Speeding Up Collatz Iteration With Inline Assembly

I’ve recently had the terrible idea to start looking at the Collatz Conjecture on a hunch there may be an interesting equivalent statement in proof theory. While looking though the Wikipedia article I found an elegant algorithm that finds Collatz sequences for odd numbers represented as binary strings. The part about repeatedly dividing by two caught my eye, and the whole thing looked like a fun optimization exercise to see if I could beat a C compiler for once.

Collatz Iteration Link to heading

The following is a simple Collatz iteration function that given any number n will return the length of n’s Collatz sequence. The actual number of iterations is irrelevant, we really just care that n eventually reaches 1, and how quickly this happens (faster is better). If n did not reach 1 the program would enter an infinite loop and we would have successfully solved the Collatz conjecture. This is however impossible as every single unsigned long (64 bit representable) number has already been experimentally verified to reach 1.

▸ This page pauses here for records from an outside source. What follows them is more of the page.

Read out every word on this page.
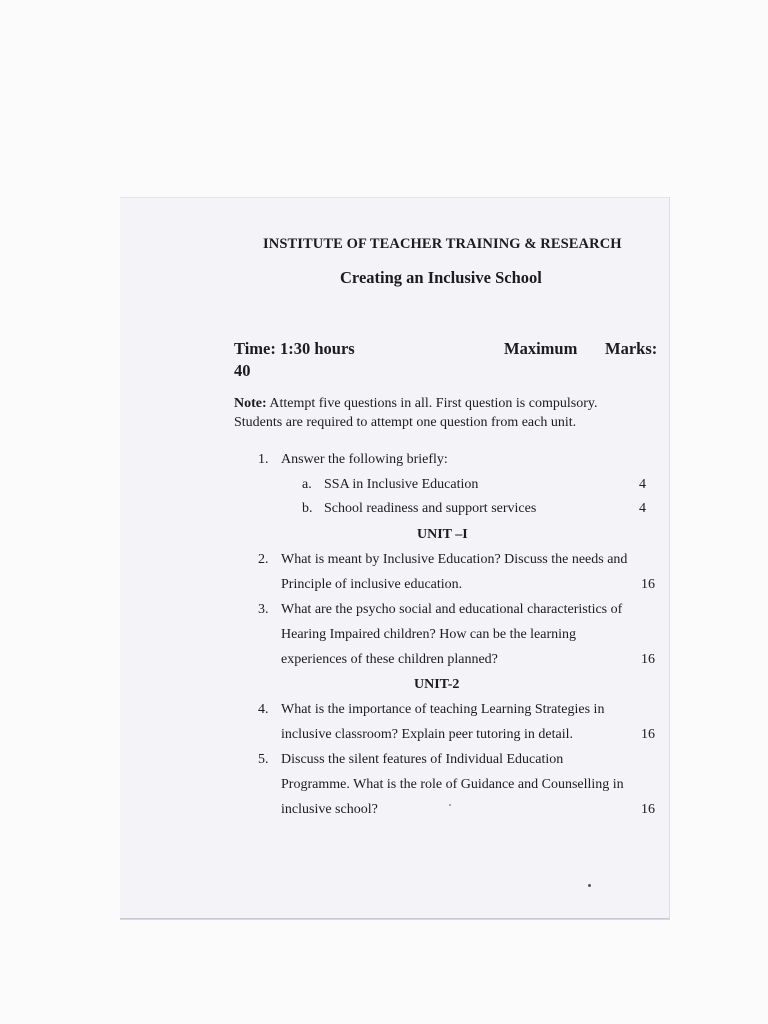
INSTITUTE OF TEACHER TRAINING & RESEARCH
Creating an Inclusive School
Time: 1:30 hours	Maximum Marks:
40
Note: Attempt five questions in all. First question is compulsory.
Students are required to attempt one question from each unit.
1. Answer the following briefly:
a. SSA in Inclusive Education	4
b. School readiness and support services	4
UNIT –I
2. What is meant by Inclusive Education? Discuss the needs and
Principle of inclusive education.	16
3. What are the psycho social and educational characteristics of
Hearing Impaired children? How can be the learning
experiences of these children planned?	16
UNIT-2
4. What is the importance of teaching Learning Strategies in
inclusive classroom? Explain peer tutoring in detail.	16
5. Discuss the silent features of Individual Education
Programme. What is the role of Guidance and Counselling in
inclusive school?	16
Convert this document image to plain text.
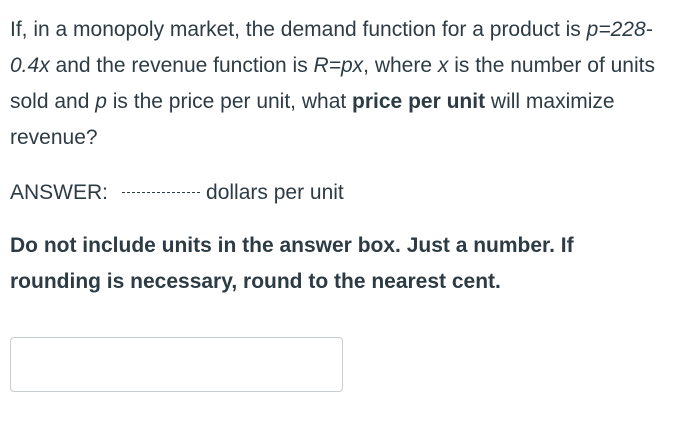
If, in a monopoly market, the demand function for a product is p=228-0.4x and the revenue function is R=px, where x is the number of units sold and p is the price per unit, what price per unit will maximize revenue?

ANSWER:	dollars per unit
Do not include units in the answer box. Just a number. If rounding is necessary, round to the nearest cent.
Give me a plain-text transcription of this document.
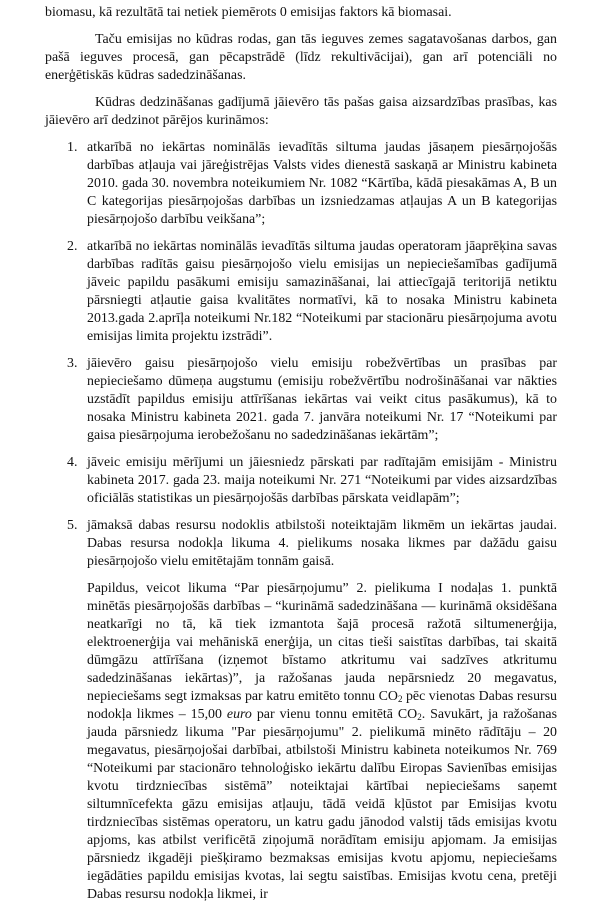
biomasu, kā rezultātā tai netiek piemērots 0 emisijas faktors kā biomasai.

Taču emisijas no kūdras rodas, gan tās ieguves zemes sagatavošanas darbos, gan pašā ieguves procesā, gan pēcapstrādē (līdz rekultivācijai), gan arī potenciāli no enerģētiskās kūdras sadedzināšanas.

Kūdras dedzināšanas gadījumā jāievēro tās pašas gaisa aizsardzības prasības, kas jāievēro arī dedzinot pārējos kurināmos:

1. atkarībā no iekārtas nominālās ievadītās siltuma jaudas jāsaņem piesārņojošās darbības atļauja vai jāreģistrējas Valsts vides dienestā saskaņā ar Ministru kabineta 2010. gada 30. novembra noteikumiem Nr. 1082 “Kārtība, kādā piesakāmas A, B un C kategorijas piesārņojošas darbības un izsniedzamas atļaujas A un B kategorijas piesārņojošo darbību veikšana”;
2. atkarībā no iekārtas nominālās ievadītās siltuma jaudas operatoram jāaprēķina savas darbības radītās gaisu piesārņojošo vielu emisijas un nepieciešamības gadījumā jāveic papildu pasākumi emisiju samazināšanai, lai attiecīgajā teritorijā netiktu pārsniegti atļautie gaisa kvalitātes normatīvi, kā to nosaka Ministru kabineta 2013.gada 2.aprīļa noteikumi Nr.182 “Noteikumi par stacionāru piesārņojuma avotu emisijas limita projektu izstrādi”.
3. jāievēro gaisu piesārņojošo vielu emisiju robežvērtības un prasības par nepieciešamo dūmeņa augstumu (emisiju robežvērtību nodrošināšanai var nākties uzstādīt papildus emisiju attīrīšanas iekārtas vai veikt citus pasākumus), kā to nosaka Ministru kabineta 2021. gada 7. janvāra noteikumi Nr. 17 “Noteikumi par gaisa piesārņojuma ierobežošanu no sadedzināšanas iekārtām”;
4. jāveic emisiju mērījumi un jāiesniedz pārskati par radītajām emisijām - Ministru kabineta 2017. gada 23. maija noteikumi Nr. 271 “Noteikumi par vides aizsardzības oficiālās statistikas un piesārņojošās darbības pārskata veidlapām”;
5. jāmaksā dabas resursu nodoklis atbilstoši noteiktajām likmēm un iekārtas jaudai. Dabas resursa nodokļa likuma 4. pielikums nosaka likmes par dažādu gaisu piesārņojošo vielu emitētajām tonnām gaisā.

Papildus, veicot likuma “Par piesārņojumu” 2. pielikuma I nodaļas 1. punktā minētās piesārņojošās darbības – “kurināmā sadedzināšana — kurināmā oksidēšana neatkarīgi no tā, kā tiek izmantota šajā procesā ražotā siltumenerģija, elektroenerģija vai mehāniskā enerģija, un citas tieši saistītas darbības, tai skaitā dūmgāzu attīrīšana (izņemot bīstamo atkritumu vai sadzīves atkritumu sadedzināšanas iekārtas)”, ja ražošanas jauda nepārsniedz 20 megavatus, nepieciešams segt izmaksas par katru emitēto tonnu $CO_2$ pēc vienotas Dabas resursu nodokļa likmes – 15,00 euro par vienu tonnu emitētā $CO_2$. Savukārt, ja ražošanas jauda pārsniedz likuma "Par piesārņojumu" 2. pielikumā minēto rādītāju – 20 megavatus, piesārņojošai darbībai, atbilstoši Ministru kabineta noteikumos Nr. 769 “Noteikumi par stacionāro tehnoloģisko iekārtu dalību Eiropas Savienības emisijas kvotu tirdzniecības sistēmā” noteiktajai kārtībai nepieciešams saņemt siltumnīcefekta gāzu emisijas atļauju, tādā veidā kļūstot par Emisijas kvotu tirdzniecības sistēmas operatoru, un katru gadu jānodod valstij tāds emisijas kvotu apjoms, kas atbilst verificētā ziņojumā norādītam emisiju apjomam. Ja emisijas pārsniedz ikgadēji piešķiramo bezmaksas emisijas kvotu apjomu, nepieciešams iegādāties papildu emisijas kvotas, lai segtu saistības. Emisijas kvotu cena, pretēji Dabas resursu nodokļa likmei, ir
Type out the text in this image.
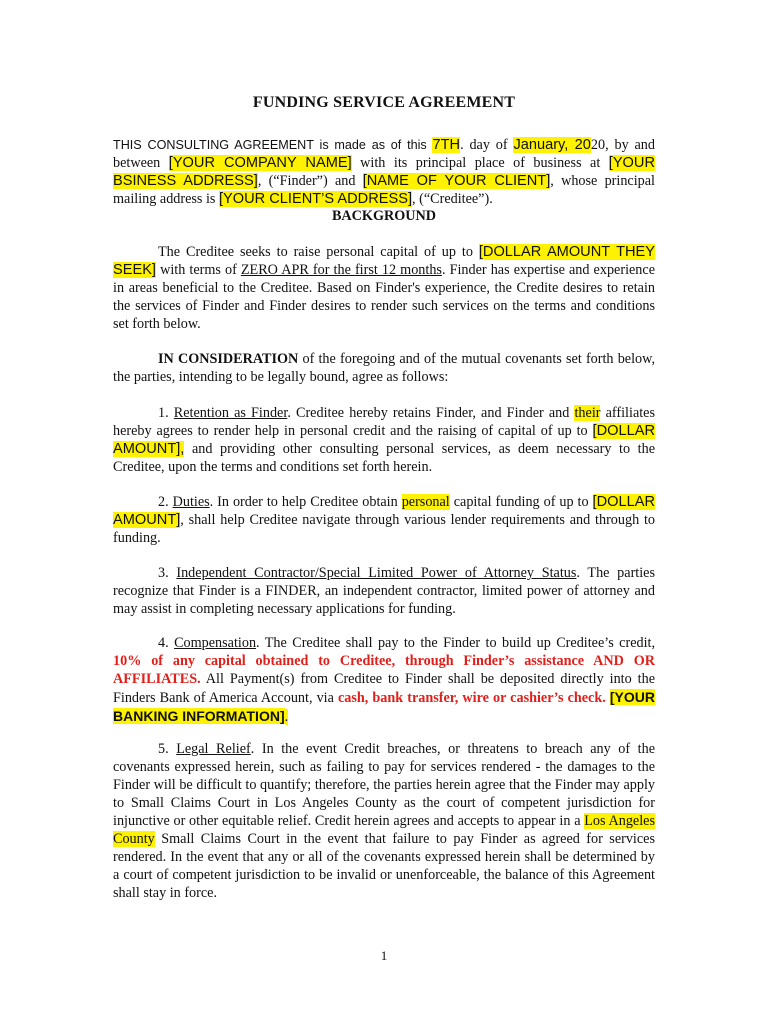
FUNDING SERVICE AGREEMENT

THIS CONSULTING AGREEMENT is made as of this 7TH. day of January, 2020, by and between [YOUR COMPANY NAME] with its principal place of business at [YOUR BSINESS ADDRESS], (“Finder”) and [NAME OF YOUR CLIENT], whose principal mailing address is [YOUR CLIENT’S ADDRESS], (“Creditee”).

BACKGROUND

The Creditee seeks to raise personal capital of up to [DOLLAR AMOUNT THEY SEEK] with terms of ZERO APR for the first 12 months. Finder has expertise and experience in areas beneficial to the Creditee. Based on Finder's experience, the Credite desires to retain the services of Finder and Finder desires to render such services on the terms and conditions set forth below.

IN CONSIDERATION of the foregoing and of the mutual covenants set forth below, the parties, intending to be legally bound, agree as follows:

1. Retention as Finder. Creditee hereby retains Finder, and Finder and their affiliates hereby agrees to render help in personal credit and the raising of capital of up to [DOLLAR AMOUNT], and providing other consulting personal services, as deem necessary to the Creditee, upon the terms and conditions set forth herein.

2. Duties. In order to help Creditee obtain personal capital funding of up to [DOLLAR AMOUNT], shall help Creditee navigate through various lender requirements and through to funding.

3. Independent Contractor/Special Limited Power of Attorney Status. The parties recognize that Finder is a FINDER, an independent contractor, limited power of attorney and may assist in completing necessary applications for funding.

4. Compensation. The Creditee shall pay to the Finder to build up Creditee’s credit, 10% of any capital obtained to Creditee, through Finder’s assistance AND OR AFFILIATES. All Payment(s) from Creditee to Finder shall be deposited directly into the Finders Bank of America Account, via cash, bank transfer, wire or cashier’s check. [YOUR BANKING INFORMATION].

5. Legal Relief. In the event Credit breaches, or threatens to breach any of the covenants expressed herein, such as failing to pay for services rendered - the damages to the Finder will be difficult to quantify; therefore, the parties herein agree that the Finder may apply to Small Claims Court in Los Angeles County as the court of competent jurisdiction for injunctive or other equitable relief. Credit herein agrees and accepts to appear in a Los Angeles County Small Claims Court in the event that failure to pay Finder as agreed for services rendered. In the event that any or all of the covenants expressed herein shall be determined by a court of competent jurisdiction to be invalid or unenforceable, the balance of this Agreement shall stay in force.

1
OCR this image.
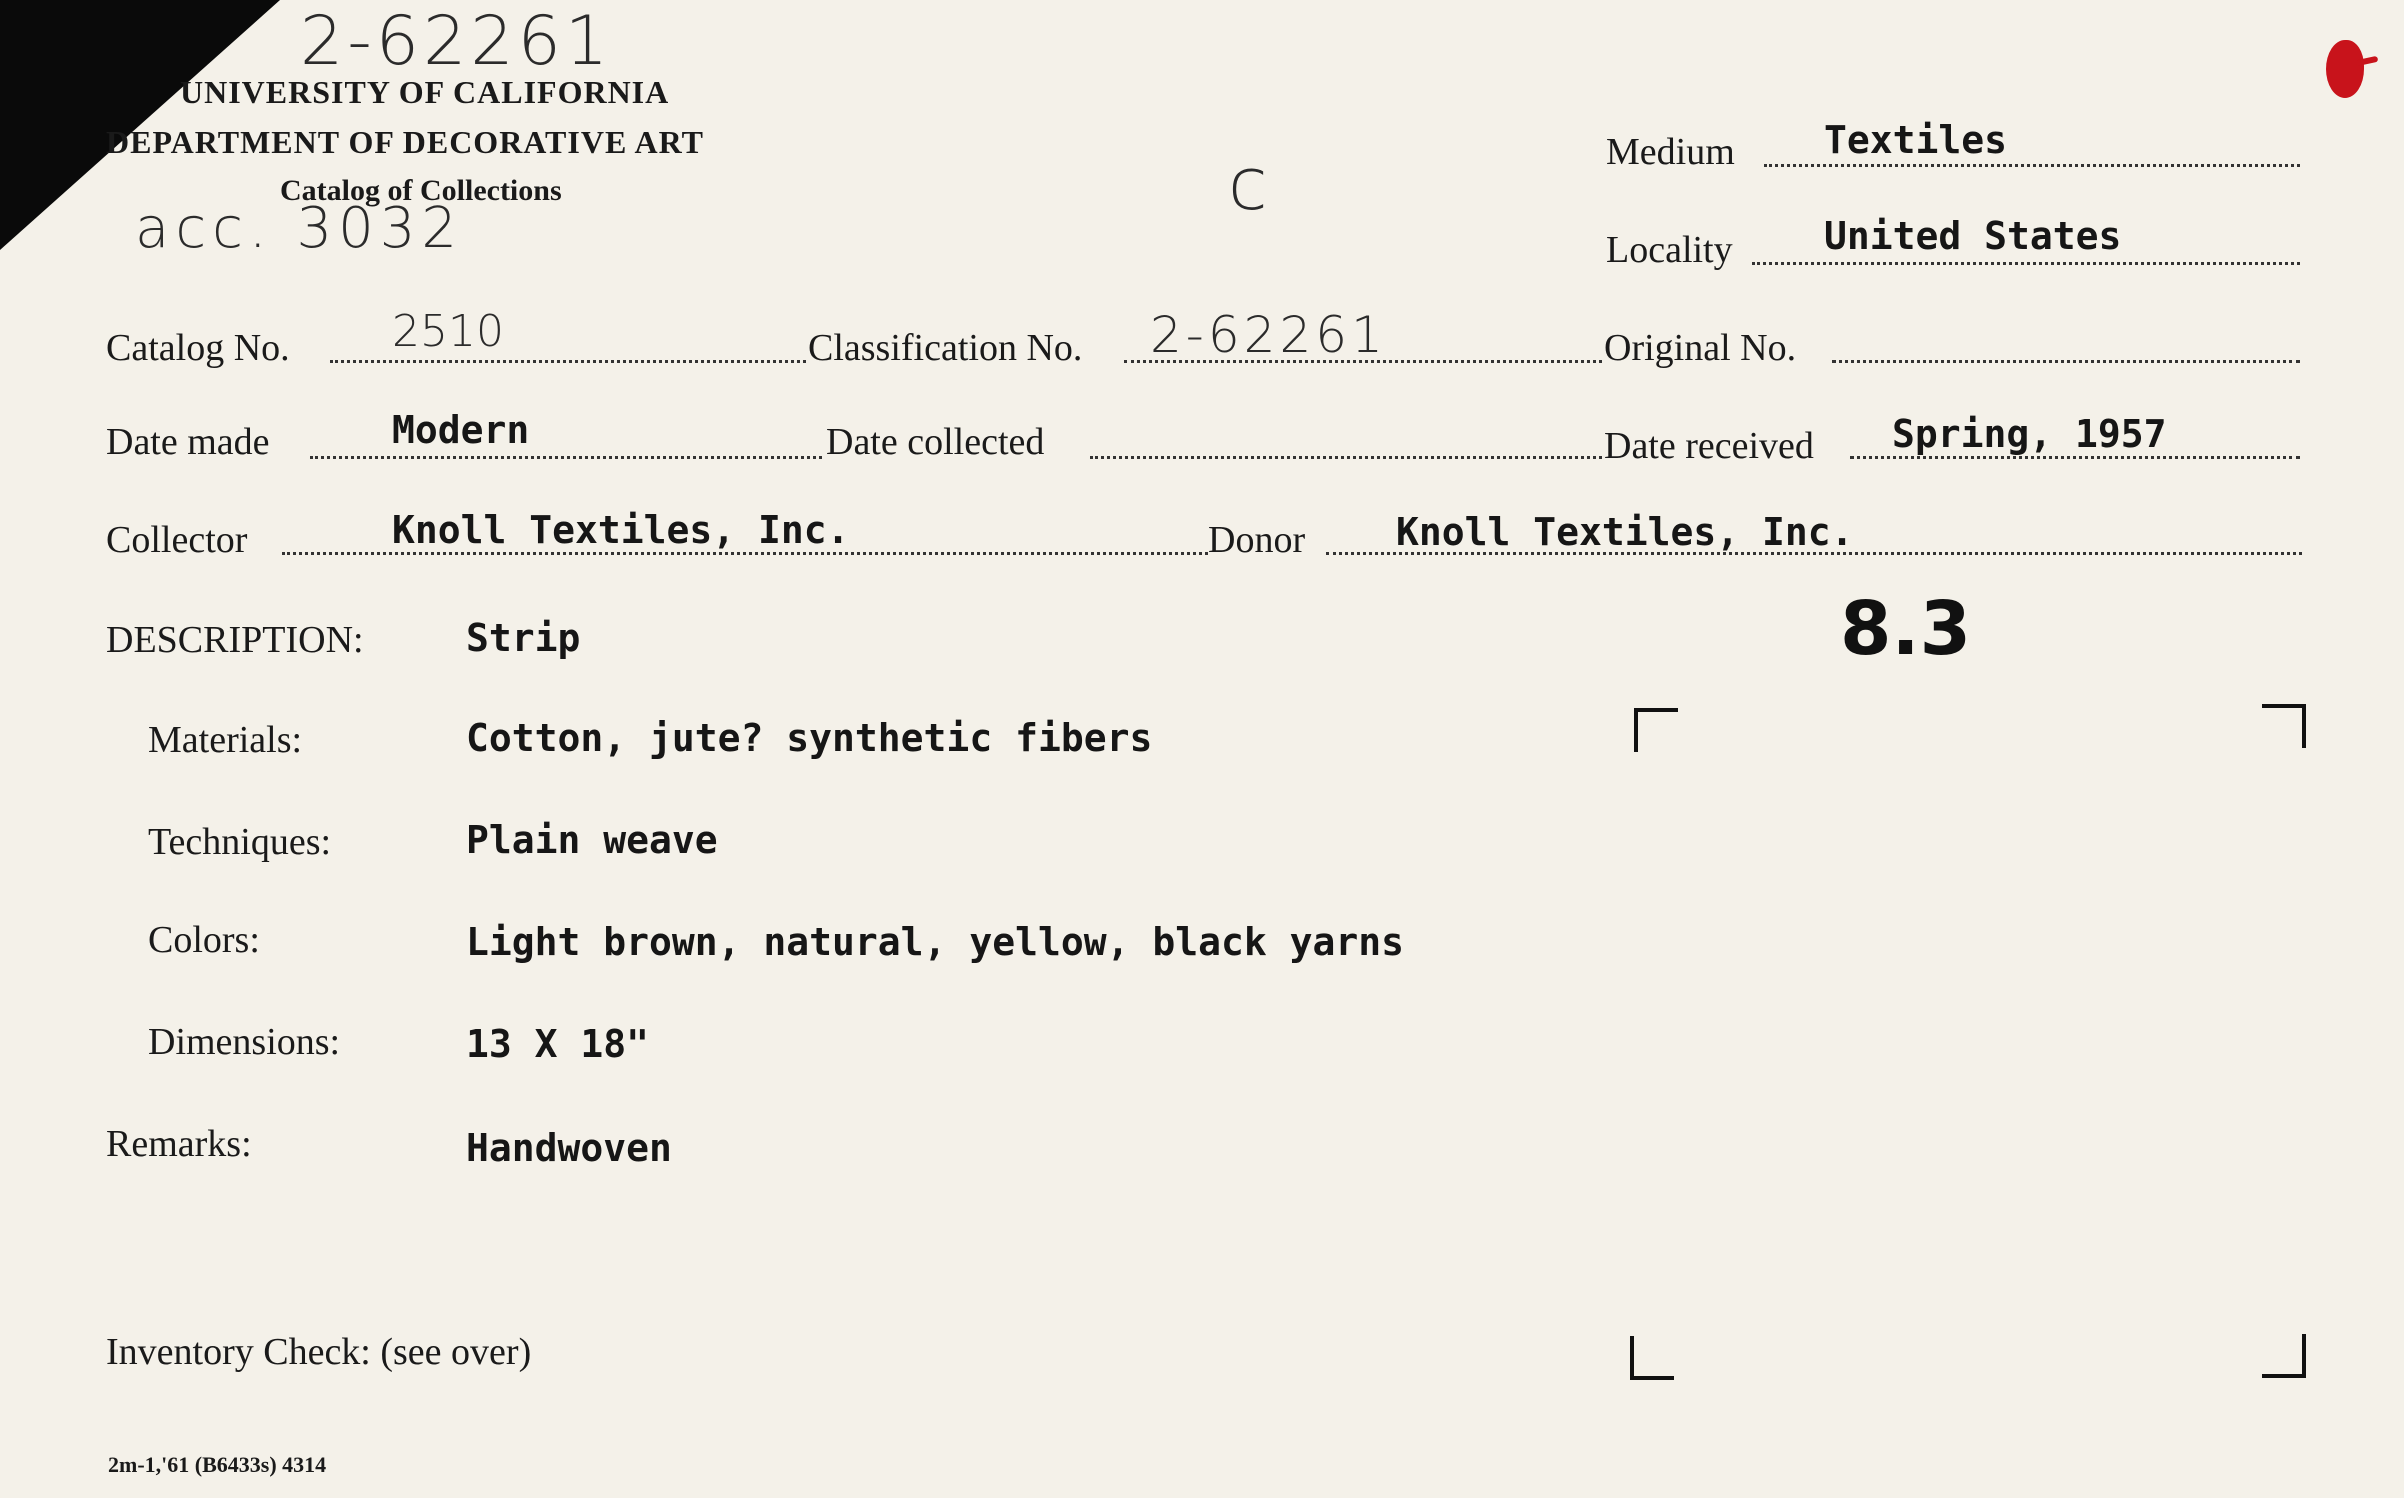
2-62261
acc. 3032
c
UNIVERSITY OF CALIFORNIA
DEPARTMENT OF DECORATIVE ART
Catalog of Collections
Medium Textiles
Locality United States
Catalog No. 2510	Classification No. 2-62261	Original No.
Date made	Modern	Date collected	Date received Spring, 1957
Collector	Knoll Textiles, Inc.	Donor Knoll Textiles, Inc.
8.3
DESCRIPTION:	Strip
Materials:	Cotton, jute? synthetic fibers
Techniques:	Plain weave
Colors:	Light brown, natural, yellow, black yarns
Dimensions:	13 X 18"
Remarks:	Handwoven
Inventory Check: (see over)
2m-1,'61 (B6433s) 4314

int collatzBasic(unsigned long n){
    int rv = 0;
    for(;n!=1; rv++){
        n = n % 2 ? 3 * n + 1 : n / 2; 
    }
    return rv;
}

One common optimization is to use a a shortcut version of the Collatz function based on parity results that converges faster by immediately dividing the odd case by 2.

int collatzShortcut(unsigned long n){
    int rv = 0;
    for(;n!=1; rv++){
        n = n % 2 ? (3 * n + 1) / 2 : n / 2; 
    }
    return rv;
}

Now for a bad implementation of Wikipedia algorithm for odd numbers. Why divide by two once when you can spam it until you cant any more?

int collatzLoopCut(unsigned long n){
    int rv = 0;
    for(;n!=1; rv++){
        n = 3 * n + 1;
        while(n % 2 == 0){
            n = n / 2;
        }
    }
    return rv;
}

The insight here is that this repeated division by two is actually just throwing out all tailing zeros on the binary representation of n and that this can be done extremely efficiently with the right x86 assembly instructions. In particular BSF: the Bit Scan Forward instruction, which counts the number of trailing zeros, into a SHR : Shift Logical Right instruction to remove the trailing zeros.

int collatzLoopCutAsm(unsigned long n){
    unsigned long rv = 0;
    for(;n!=1; rv++){
        n = 3 * n + 1;
        asm(
            "bsfq %0, %%rcx \n"
            "shrq %%cl, %0 \n"
            : "=r"(n)
            : "r"(n)
            : "%rcx"
        );
    }
    return rv; 
}

Finally its time to test how much of an improvement this is. I add some benchmarking boilerplate where we count how long it takes to sum the lengths of the first half million Collatz sequences generated by odd numbers.

#define BENCH(C){\
    unsigned long cycles = 0;\
    clock_t s = clock();\
    for(unsigned long i = 1; i < 1000000; i+=2)\
        cycles += C(i);\
    double e = (double)(clock() - s) / CLOCKS_PER_SEC;\
    printf("%s, %ld cycles, %lf secs\n", #C, cycles, e);\
}

int main(){
    BENCH(collatzBasic)
    BENCH(collatzShortcut)
    BENCH(collatzLoopCut)
    BENCH(collatzLoopCutAsm)
}

Compiling on my hardware using GCC at various optimization levels, I did 5 runs and took the lowest run-time for each value.

It should be clear that using the inline assembly substantially outperforms not using it even when the compiler is trying as hard as it can to optimize.